Discrimination in the areas of race, gender, age and disability has occurred on a frequent basis in Australian sport. Anti-discrimination laws and their application to sport have played a significant part in ensuring that certain traditional practices in sport are on occasion deemed to be unlawful.
‘Sledging’ in sport is one such traditional practice and can be effective gamesmanship, but plenty of sledges have fallen into the potentially unlawful category.
Wallabies and Brumbies flanker David Pocock last year called out Waratahs player Jacques Potgieter for allegedly calling other Brumbies players “faggots”. Swimmer Steph Rice famously had a sponsorship deal with Jaguar Australia terminated after tweeting “suck on that faggots” following a Wallabies victory over South Africa.
Currently, the major sports use provisions within their sporting contracts to sanction participants in their respective codes for discriminatory conduct. Fines, suspensions and, less frequently, termination have previously been used to address this type of conduct.
The Index may result in significant changes to sporting contracts and the regulatory framework within which they operate to meet the anticipated outcomes. For example, Potgieter was required to undergo an educational course about why such language is unacceptable. Such courses are likely to become a mandatory requirement under contract for athletes, coaches, administrators and others.

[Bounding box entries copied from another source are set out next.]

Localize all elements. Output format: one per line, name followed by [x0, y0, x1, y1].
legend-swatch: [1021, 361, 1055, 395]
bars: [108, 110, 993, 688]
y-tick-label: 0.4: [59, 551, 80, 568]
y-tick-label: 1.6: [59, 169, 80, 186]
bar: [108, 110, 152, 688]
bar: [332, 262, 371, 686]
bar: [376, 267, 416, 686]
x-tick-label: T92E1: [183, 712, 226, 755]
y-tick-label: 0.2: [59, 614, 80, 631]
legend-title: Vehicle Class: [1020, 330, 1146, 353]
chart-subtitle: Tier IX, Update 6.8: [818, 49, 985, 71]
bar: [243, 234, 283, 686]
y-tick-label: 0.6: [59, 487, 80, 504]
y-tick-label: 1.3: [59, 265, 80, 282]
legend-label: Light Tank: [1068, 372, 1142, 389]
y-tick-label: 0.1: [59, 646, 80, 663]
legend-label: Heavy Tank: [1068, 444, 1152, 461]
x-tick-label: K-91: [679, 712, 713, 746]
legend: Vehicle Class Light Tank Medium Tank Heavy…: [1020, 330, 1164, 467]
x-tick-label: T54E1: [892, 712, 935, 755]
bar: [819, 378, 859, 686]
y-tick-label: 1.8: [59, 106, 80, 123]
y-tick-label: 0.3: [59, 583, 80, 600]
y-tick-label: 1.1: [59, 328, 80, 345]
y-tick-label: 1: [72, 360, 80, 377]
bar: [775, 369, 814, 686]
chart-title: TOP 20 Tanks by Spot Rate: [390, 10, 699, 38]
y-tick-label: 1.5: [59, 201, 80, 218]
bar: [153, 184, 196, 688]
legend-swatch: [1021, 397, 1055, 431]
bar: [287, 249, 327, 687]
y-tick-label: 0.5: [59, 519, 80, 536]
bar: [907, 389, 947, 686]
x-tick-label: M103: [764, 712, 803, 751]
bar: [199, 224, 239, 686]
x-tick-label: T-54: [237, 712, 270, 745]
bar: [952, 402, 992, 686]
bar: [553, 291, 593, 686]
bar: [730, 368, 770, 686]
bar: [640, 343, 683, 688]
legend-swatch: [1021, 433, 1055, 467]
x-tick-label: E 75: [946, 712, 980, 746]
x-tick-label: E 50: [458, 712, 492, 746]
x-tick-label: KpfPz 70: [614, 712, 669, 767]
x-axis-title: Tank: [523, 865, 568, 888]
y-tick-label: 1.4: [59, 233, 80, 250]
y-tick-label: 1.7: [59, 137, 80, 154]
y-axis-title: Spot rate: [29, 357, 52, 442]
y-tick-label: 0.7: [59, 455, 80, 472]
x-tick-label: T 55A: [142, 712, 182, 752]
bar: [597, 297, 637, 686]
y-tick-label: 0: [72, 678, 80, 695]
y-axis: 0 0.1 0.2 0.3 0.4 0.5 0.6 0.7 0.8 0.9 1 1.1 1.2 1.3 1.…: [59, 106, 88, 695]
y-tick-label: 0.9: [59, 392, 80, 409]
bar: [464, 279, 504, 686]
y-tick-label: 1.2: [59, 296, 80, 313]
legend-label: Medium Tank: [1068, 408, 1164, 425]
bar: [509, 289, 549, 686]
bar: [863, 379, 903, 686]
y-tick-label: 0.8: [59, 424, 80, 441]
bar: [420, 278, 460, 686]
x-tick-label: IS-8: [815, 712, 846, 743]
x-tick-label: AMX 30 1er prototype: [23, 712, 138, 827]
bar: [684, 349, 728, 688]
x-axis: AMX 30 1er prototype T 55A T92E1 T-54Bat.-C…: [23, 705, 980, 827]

Discriminatory practice in sport is not a recent phenomenon. It was only after the Sydney Olympics that the International Olympic Committee (IOC) abandoned their testing procedure to confirm the sex of competitors in female-only events. The testing procedure evolved from a ‘nude parade’ through to chromosomal testing and analysis. In more recent times, transgendered athletes are allowed to compete in accordance with their reassigned gender after meeting certain criteria.
Sports professionals are acutely aware of the requirement to promote a safe environment for all participants. Use of correct playing equipment, safe venues and playing surfaces and effective rules are some of the fundamentals of sport today. The Index adds a further dimension to sporting participant welfare and is likely to have significant potential legal ramifications as the quest for fairness, equality and tolerance in sport increases in scope.